Shining a light on your supply chain

Published: 3-Jul-2020

The COVID-19 crisis has exposed fundamental weaknesses in the healthcare supply chain, reports Roddy Martin, Chief Digital Transformation Officer at TraceLink

The ongoing COVID-19 crisis has exposed the fragility of the global healthcare system and is shining a critical light on the importance and capabilities of a digital, end-to-end, patient-centric networked supply chain.

Healthcare and pharma’s leaders are on a steep learning curve as their organisations and partners adapt and respond to the evolving crisis. A few things are becoming clear:

The healthcare supply chain has changed forever: COVID-19 is exposing fundamental weaknesses related to issues such as supply and demand visibility, test kit availability, test kit security, healthcare infrastructure capacity and the reliable availability of critical supplies. These gaps highlight the need for urgent transformation before we have any more future possible disruptions.

The supply chain strategy is now the business strategy: Regardless of what businesses were planning as their priorities for 2020, the crisis is resetting business priorities … and supply chain capabilities are at the top of the list.

The chief supply chain officer (CSCO) has emerged as a key member of the business executive leadership team. The supply chain leadership role has expanded well beyond moving products and cutting costs.

Healthcare is transforming to a patient-driven digital supply network: Richer downstream data will enable supply chain efficiency and transparency, allowing patient, market, usage and downstream insight data to be more prominent and, at the same time, orchestrate successful patient outcomes, improve inventory planning and enable higher demand forecast accuracies.

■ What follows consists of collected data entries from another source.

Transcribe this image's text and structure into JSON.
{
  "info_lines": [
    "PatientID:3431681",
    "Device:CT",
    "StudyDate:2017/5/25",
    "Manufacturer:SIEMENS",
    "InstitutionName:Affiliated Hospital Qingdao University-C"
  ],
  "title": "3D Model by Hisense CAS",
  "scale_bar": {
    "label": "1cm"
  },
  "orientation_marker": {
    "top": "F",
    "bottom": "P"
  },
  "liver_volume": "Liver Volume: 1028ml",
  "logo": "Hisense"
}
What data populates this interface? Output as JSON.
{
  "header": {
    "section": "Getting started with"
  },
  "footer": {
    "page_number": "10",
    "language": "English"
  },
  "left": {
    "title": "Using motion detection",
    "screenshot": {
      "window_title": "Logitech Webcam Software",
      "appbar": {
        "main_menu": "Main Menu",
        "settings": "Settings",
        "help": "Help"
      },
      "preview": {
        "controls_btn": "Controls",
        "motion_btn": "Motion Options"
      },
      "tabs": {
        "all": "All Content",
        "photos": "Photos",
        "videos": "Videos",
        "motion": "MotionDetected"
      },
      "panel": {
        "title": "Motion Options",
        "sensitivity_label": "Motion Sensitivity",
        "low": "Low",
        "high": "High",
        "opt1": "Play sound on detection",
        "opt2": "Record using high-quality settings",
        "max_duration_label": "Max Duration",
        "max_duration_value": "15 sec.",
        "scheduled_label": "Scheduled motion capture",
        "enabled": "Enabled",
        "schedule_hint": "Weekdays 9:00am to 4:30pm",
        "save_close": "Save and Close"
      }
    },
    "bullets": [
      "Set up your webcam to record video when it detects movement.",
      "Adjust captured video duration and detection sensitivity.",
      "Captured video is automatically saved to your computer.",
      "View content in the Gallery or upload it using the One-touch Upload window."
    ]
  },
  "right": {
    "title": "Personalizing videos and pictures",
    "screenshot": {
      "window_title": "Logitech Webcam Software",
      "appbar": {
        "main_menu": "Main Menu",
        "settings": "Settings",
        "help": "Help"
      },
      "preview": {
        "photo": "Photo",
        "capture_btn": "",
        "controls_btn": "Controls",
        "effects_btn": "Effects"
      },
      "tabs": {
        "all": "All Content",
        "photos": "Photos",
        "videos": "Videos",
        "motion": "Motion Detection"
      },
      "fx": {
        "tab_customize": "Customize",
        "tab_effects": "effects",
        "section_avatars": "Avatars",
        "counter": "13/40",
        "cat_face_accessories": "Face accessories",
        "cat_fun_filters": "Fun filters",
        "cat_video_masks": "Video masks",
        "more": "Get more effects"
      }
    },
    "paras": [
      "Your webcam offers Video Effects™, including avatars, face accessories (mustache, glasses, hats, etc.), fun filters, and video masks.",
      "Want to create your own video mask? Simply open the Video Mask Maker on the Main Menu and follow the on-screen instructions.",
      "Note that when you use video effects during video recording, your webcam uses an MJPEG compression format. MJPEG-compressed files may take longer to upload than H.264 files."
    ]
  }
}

Healthcare and business transformation to a digital operating model is well on its way: Digital success depends on strong top-down cross-functional leadership and teamwork — and clear alignment between internal and external business stakeholders, including the technology teams.

Re-engineering a fragile and outdated supply chain system

Supply chain leaders and their teams must confront new challenges as the pandemic continues to unfold. This means continually learning and tracking the state of the pandemic as it evolves. The need for leaders to act locally and think globally has never been truer.

Three weaknesses have come to light in the pandemic. These provide the basis for actionable advice on where to start framing a comprehensive response to unexpected future disruptions.

Fragmented data silos

A major deficiency is end-to-end patient-centric collaboration and visibility. Partners across the healthcare network cannot share data to collaborate and be responsive with the larger partner network to responsively meet patient needs.

We know from historic pharma operating models that they relied on safety inventories to meet patient needs because of poor forecast accuracy. Long asynchronous lead times, shortages of critical packaging components and APIs, together with poor forecasting, is no longer a viable operating model for Big Pharma.

These are major drivers of the need for transformation in preparation for personalised medicine and pharma supply chain transformation post-COVID-19.

Leaders must start by changing the pharma supply chain model and reprioritise their traditional supply chain strategy. Think “end-to-end” and analyse from “patient-back to supply.”

Shining a light on your supply chain

In these analyses, the business operating and digital operating models need to consolidate the architecture and eliminate fragmented data silos to enable the connection between end-to-end processes and leverage harmonised data between collaborating partners.

A lack of transparent decision-support data

Without clean harmonised data providing clear visibility across the supply chain, it is difficult to orchestrate secure and reliable patient-oriented services across the network. To add complexity, all partners become part of the patient-centric digital platform network, including those partners and countries in the external global healthcare network.

To build transformation momentum, the business must build a guiding coalition of technology and digital transformation experts and together with supply chain leadership, orchestrate investigations into deploying a digital network platform that will support the new healthcare network operating model.

The time has come, as in other industries (such as consumer goods and electronics), to investigate patient and usage data and use those insights in the supply chain together with the right augmented analytics capabilities. This will provide the end-to-end insights needed for a collaborative supply chain and improved performance business operations measured at the customer or patient.

This will enable the fundamental pivot from supply driven pharma to demand-driven pharma.

Patient safety and security risks are mounting

Patient safety, product security and regulatory compliance are challenged because of the fragmented and disconnected nature of the end-to-end supply chain and its data. Security has become a significant factor as we prepare to globally deploy hundreds of millions, if not billions, of COVID-19 test kits and vaccines in the coming year.

Crisis has always prompted “bad actors to act” and the 2020 pandemic will likely provide an opportunity for new and sophisticated schemes to produce, distribute and divert counterfeit goods and services.

The healthcare system must build in the security, visibility and transparency of digital technologies and serialised products to eliminate and prevent any attempts to game and falsify the system.

It’s time to reassess, re-evaluate and respond

As we all hopefully transition to a post-COVID-19 world, we need to reassess supply chain operating models and revitalise our digital supply chain efforts and initiatives.

Our response needs to be elevated, not only to mitigate the effects of the crisis at hand, but also to improve the safety and efficacy of the end-to-end supply chain to serve patients better, orchestrate outcomes both now and during future potential crises.